The 14 men, aged between 17 and 48, were being held at a central London police station on suspicion of the commission, preparation or instigation of acts of terrorism, police said. Officers were searching homes around the capital, they said. The arrests followed months of surveillance and investigation.

Some of the suspects were apprehended at a south London Chinese restaurant, police said. Among the sites being searched following the arrests was the Jameah Islamiyah Secondary School, a Muslim school near Crowborough, 40 miles south of London, Sussex Police said.

A spokeswoman for Sussex Police said searches at the Jameah Islamiyah school would continue for days and possibly weeks.

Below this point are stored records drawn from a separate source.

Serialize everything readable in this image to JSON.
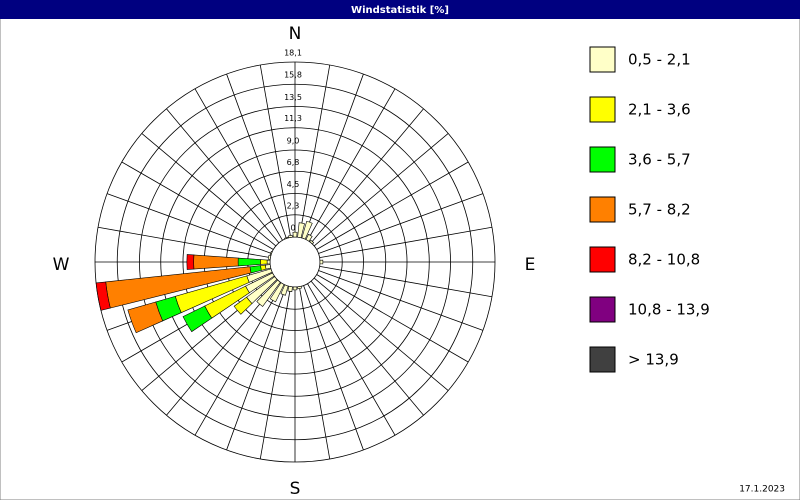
{
  "chart_data": {
    "type": "windrose",
    "title": "Windstatistik [%]",
    "footer": "17.1.2023",
    "compass_labels": [
      "N",
      "E",
      "S",
      "W"
    ],
    "x": [
      0,
      10,
      20,
      30,
      40,
      50,
      60,
      70,
      80,
      90,
      100,
      110,
      120,
      130,
      140,
      150,
      160,
      170,
      180,
      190,
      200,
      210,
      220,
      230,
      240,
      250,
      260,
      270,
      280,
      290,
      300,
      310,
      320,
      330,
      340,
      350
    ],
    "rlim": [
      0,
      18.1
    ],
    "rticks": [
      0,
      {
        "value": 2.3,
        "label": "2,3"
      },
      {
        "value": 4.5,
        "label": "4,5"
      },
      {
        "value": 6.8,
        "label": "6,8"
      },
      {
        "value": 9.0,
        "label": "9,0"
      },
      {
        "value": 11.3,
        "label": "11,3"
      },
      {
        "value": 13.5,
        "label": "13,5"
      },
      {
        "value": 15.8,
        "label": "15,8"
      },
      {
        "value": 18.1,
        "label": "18,1"
      }
    ],
    "series": [
      {
        "name": "0,5 - 2,1",
        "color": "#ffffc8",
        "values": [
          0.5,
          1.5,
          1.8,
          0.6,
          0.2,
          0,
          0,
          0,
          0,
          0.3,
          0,
          0,
          0,
          0,
          0,
          0,
          0,
          0.2,
          0.3,
          0.5,
          1.0,
          2.0,
          3.1,
          3.6,
          3.1,
          2.6,
          0.5,
          0.3,
          0.2,
          0.1,
          0,
          0,
          0,
          0,
          0.1,
          0.2
        ]
      },
      {
        "name": "2,1 - 3,6",
        "color": "#ffff00",
        "values": [
          0,
          0,
          0,
          0,
          0,
          0,
          0,
          0,
          0,
          0,
          0,
          0,
          0,
          0,
          0,
          0,
          0,
          0,
          0,
          0,
          0,
          0,
          0,
          1.6,
          4.7,
          7.7,
          0.5,
          0.7,
          0,
          0,
          0,
          0,
          0,
          0,
          0,
          0
        ]
      },
      {
        "name": "3,6 - 5,7",
        "color": "#00ff00",
        "values": [
          0,
          0,
          0,
          0,
          0,
          0,
          0,
          0,
          0,
          0,
          0,
          0,
          0,
          0,
          0,
          0,
          0,
          0,
          0,
          0,
          0,
          0,
          0,
          0,
          2.5,
          2.1,
          1.1,
          2.3,
          0,
          0,
          0,
          0,
          0,
          0,
          0,
          0
        ]
      },
      {
        "name": "5,7 - 8,2",
        "color": "#ff8000",
        "values": [
          0,
          0,
          0,
          0,
          0,
          0,
          0,
          0,
          0,
          0,
          0,
          0,
          0,
          0,
          0,
          0,
          0,
          0,
          0,
          0,
          0,
          0,
          0,
          0,
          0,
          3.0,
          15.0,
          4.6,
          0,
          0,
          0,
          0,
          0,
          0,
          0,
          0
        ]
      },
      {
        "name": "8,2 - 10,8",
        "color": "#ff0000",
        "values": [
          0,
          0,
          0,
          0,
          0,
          0,
          0,
          0,
          0,
          0,
          0,
          0,
          0,
          0,
          0,
          0,
          0,
          0,
          0,
          0,
          0,
          0,
          0,
          0,
          0,
          0,
          1.0,
          0.7,
          0,
          0,
          0,
          0,
          0,
          0,
          0,
          0
        ]
      },
      {
        "name": "10,8 - 13,9",
        "color": "#800080",
        "values": [
          0,
          0,
          0,
          0,
          0,
          0,
          0,
          0,
          0,
          0,
          0,
          0,
          0,
          0,
          0,
          0,
          0,
          0,
          0,
          0,
          0,
          0,
          0,
          0,
          0,
          0,
          0,
          0,
          0,
          0,
          0,
          0,
          0,
          0,
          0,
          0
        ]
      },
      {
        "name": "> 13,9",
        "color": "#404040",
        "values": [
          0,
          0,
          0,
          0,
          0,
          0,
          0,
          0,
          0,
          0,
          0,
          0,
          0,
          0,
          0,
          0,
          0,
          0,
          0,
          0,
          0,
          0,
          0,
          0,
          0,
          0,
          0,
          0,
          0,
          0,
          0,
          0,
          0,
          0,
          0,
          0
        ]
      }
    ]
  }
}
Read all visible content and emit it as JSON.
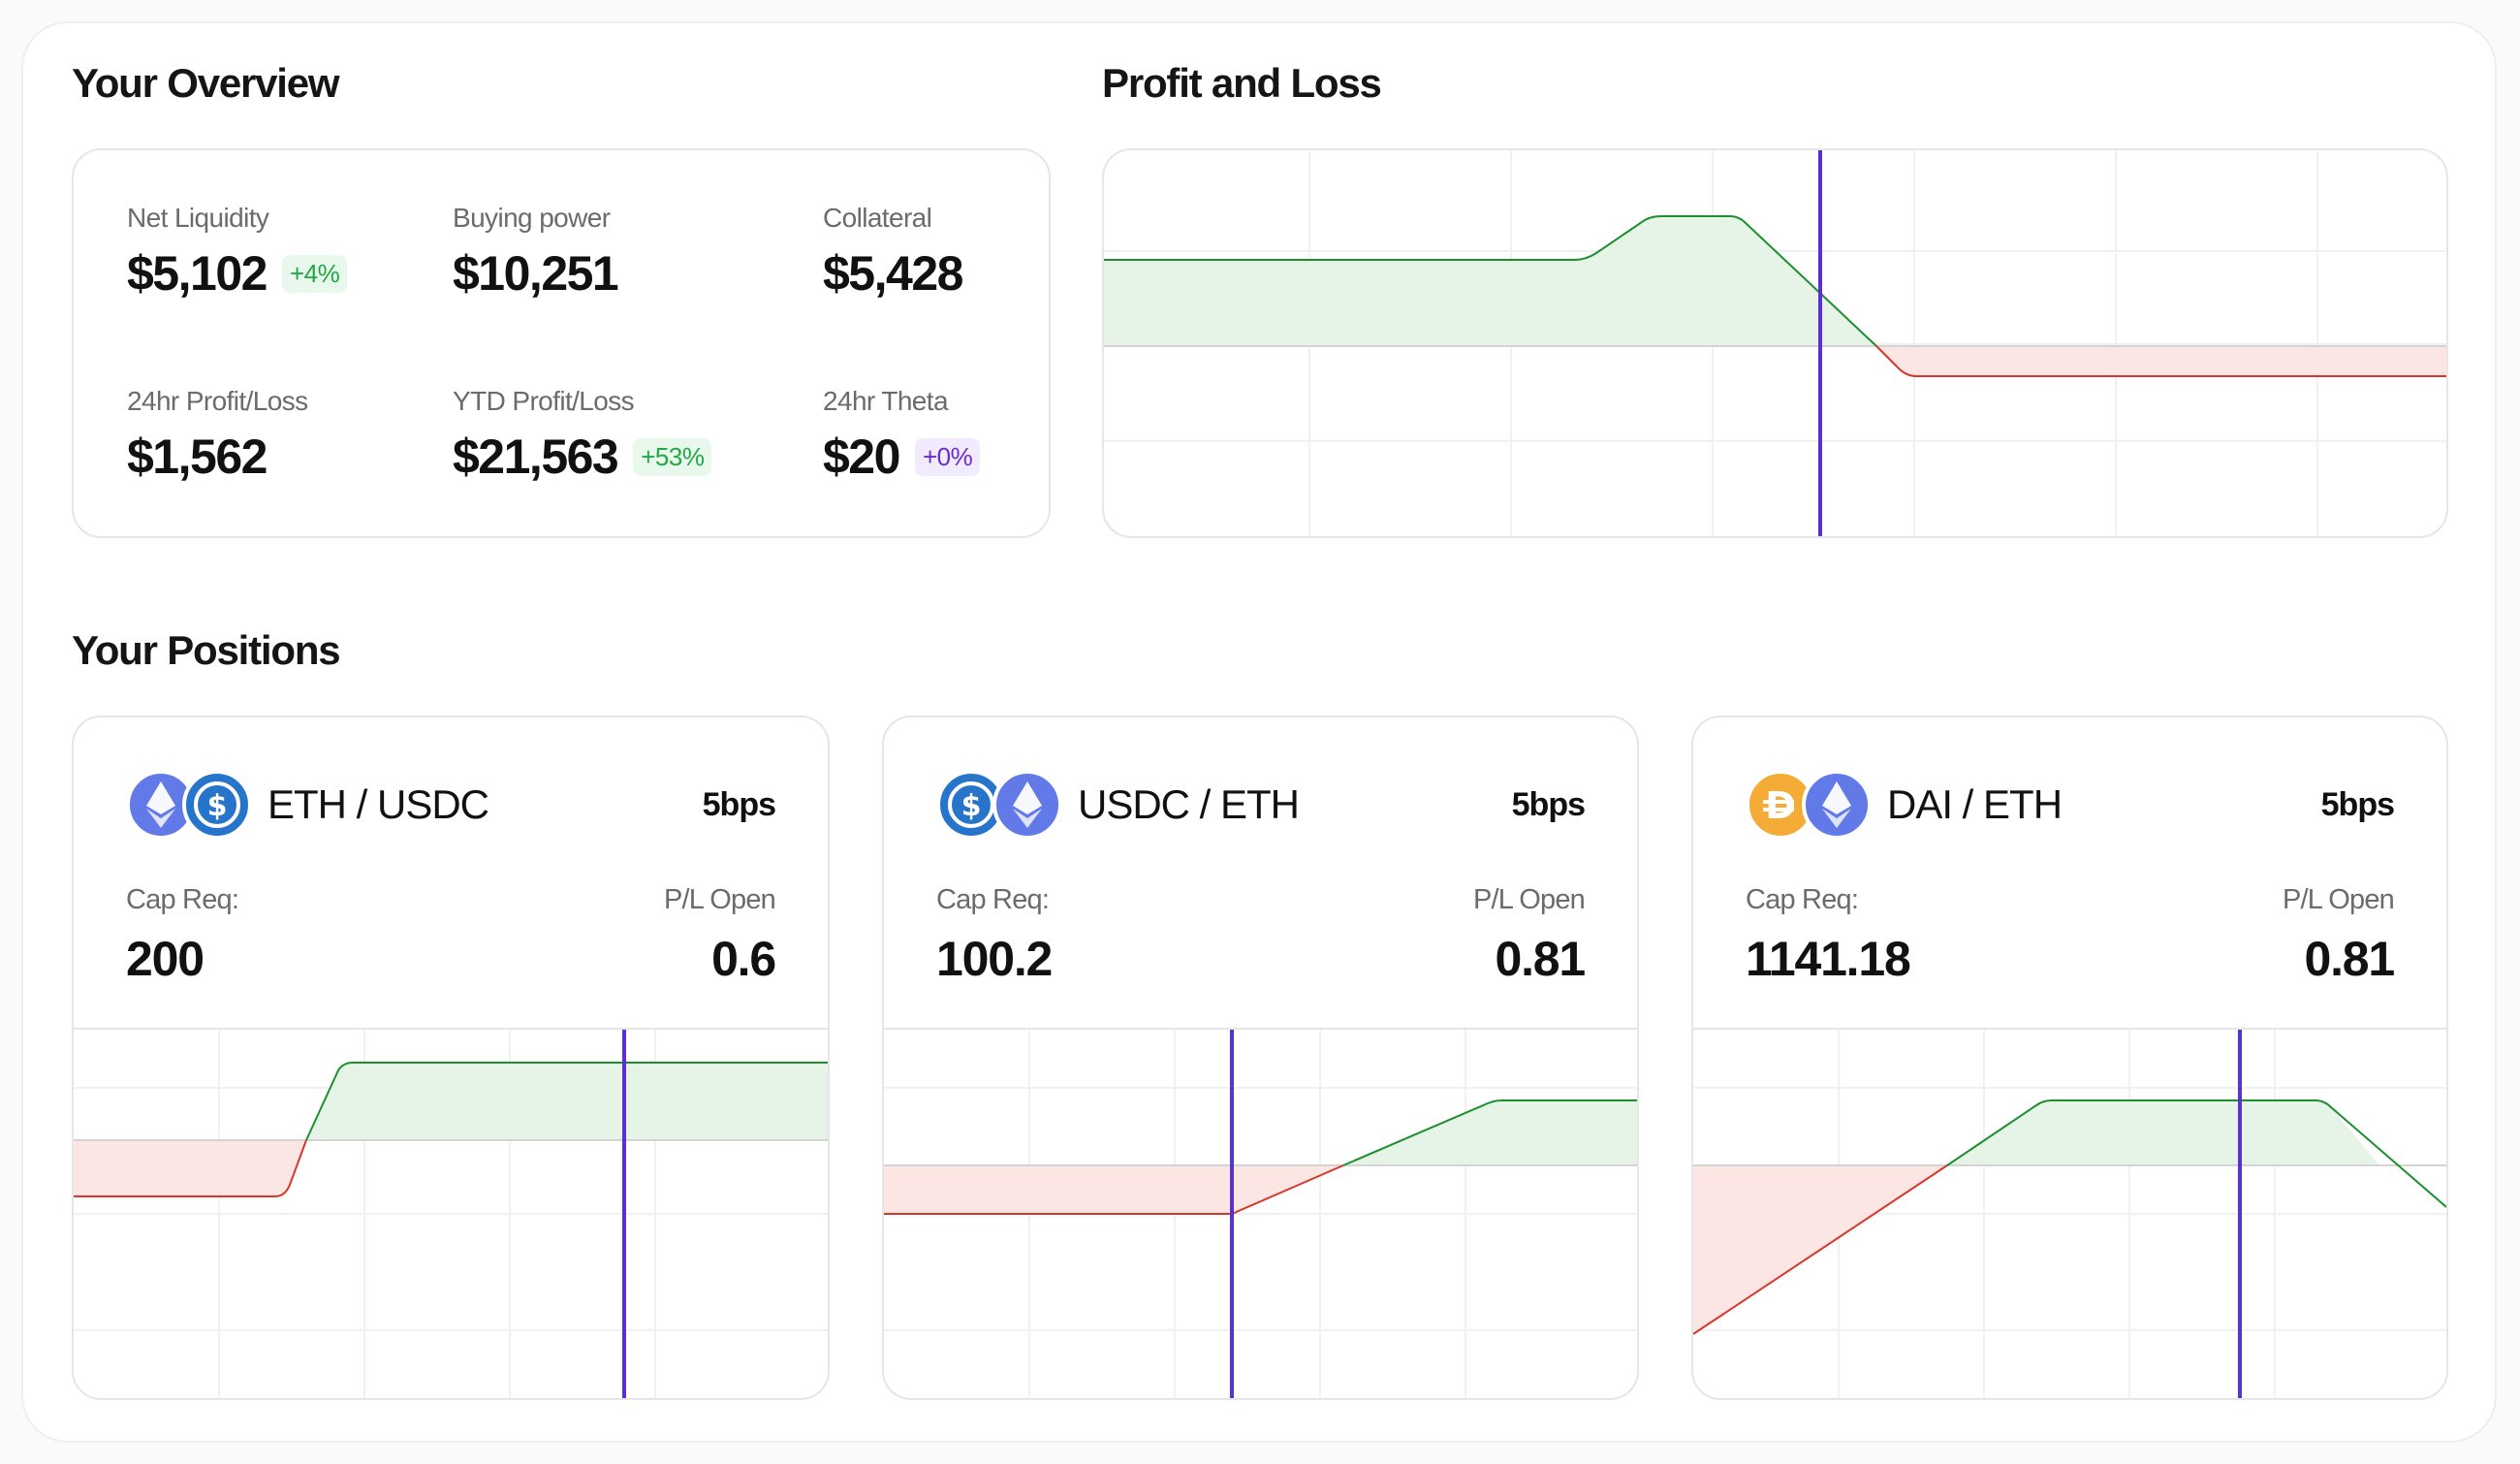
{
  "overview": {
    "title": "Your Overview",
    "stats": [
      {
        "label": "Net Liquidity",
        "value": "$5,102",
        "badge": "+4%",
        "badge_color": "green"
      },
      {
        "label": "Buying power",
        "value": "$10,251"
      },
      {
        "label": "Collateral",
        "value": "$5,428"
      },
      {
        "label": "24hr Profit/Loss",
        "value": "$1,562"
      },
      {
        "label": "YTD Profit/Loss",
        "value": "$21,563",
        "badge": "+53%",
        "badge_color": "green"
      },
      {
        "label": "24hr Theta",
        "value": "$20",
        "badge": "+0%",
        "badge_color": "purple"
      }
    ]
  },
  "pnl": {
    "title": "Profit and Loss"
  },
  "positions": {
    "title": "Your Positions",
    "cap_label": "Cap Req:",
    "pl_label": "P/L Open",
    "items": [
      {
        "pair": "ETH / USDC",
        "fee": "5bps",
        "cap": "200",
        "pl": "0.6",
        "icons": [
          "eth-icon",
          "usdc-icon"
        ]
      },
      {
        "pair": "USDC / ETH",
        "fee": "5bps",
        "cap": "100.2",
        "pl": "0.81",
        "icons": [
          "usdc-icon",
          "eth-icon"
        ]
      },
      {
        "pair": "DAI / ETH",
        "fee": "5bps",
        "cap": "1141.18",
        "pl": "0.81",
        "icons": [
          "dai-icon",
          "eth-icon"
        ]
      }
    ]
  },
  "colors": {
    "profit_line": "#1d8f2e",
    "profit_fill": "#e5f4e7",
    "loss_line": "#d9372b",
    "loss_fill": "#fce6e3",
    "current_price_line": "#5b2fd6",
    "badge_green": "#22a845",
    "badge_purple": "#6a2ec9"
  }
}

The school, on spacious grounds in a run-down former convent, has only nine pupils, ages 12 to 15, according to a 2005 report by the Office for Standards in Education. It also operates as a retreat for Muslim families on weekends.

Local lawmaker Charles Hendry said he had visited the school twice and found those who ran it “happy and friendly.”

He said radical cleric Abu Hamza al-Masri had reportedly brought a group of followers to the school one weekend, but had been asked to leave by school management. Al-Masri is currently serving a seven-year prison sentence for inciting his followers to kill non-Muslims.

The Sunday Times newspaper reported that among the properties raided by police was the London home of al-Masri’s former spokesman, Abu Abdullah.

The two arrests in Manchester came early Saturday as officers searched three houses in the Cheetham Hill area. They were not linked to the London arrests, police said.

The two arrests in Manchester were part of the same investigation that led to the Aug. 23 arrest of a terror suspect who is still being held but has not been identified. The two were relatives of that man, police there said.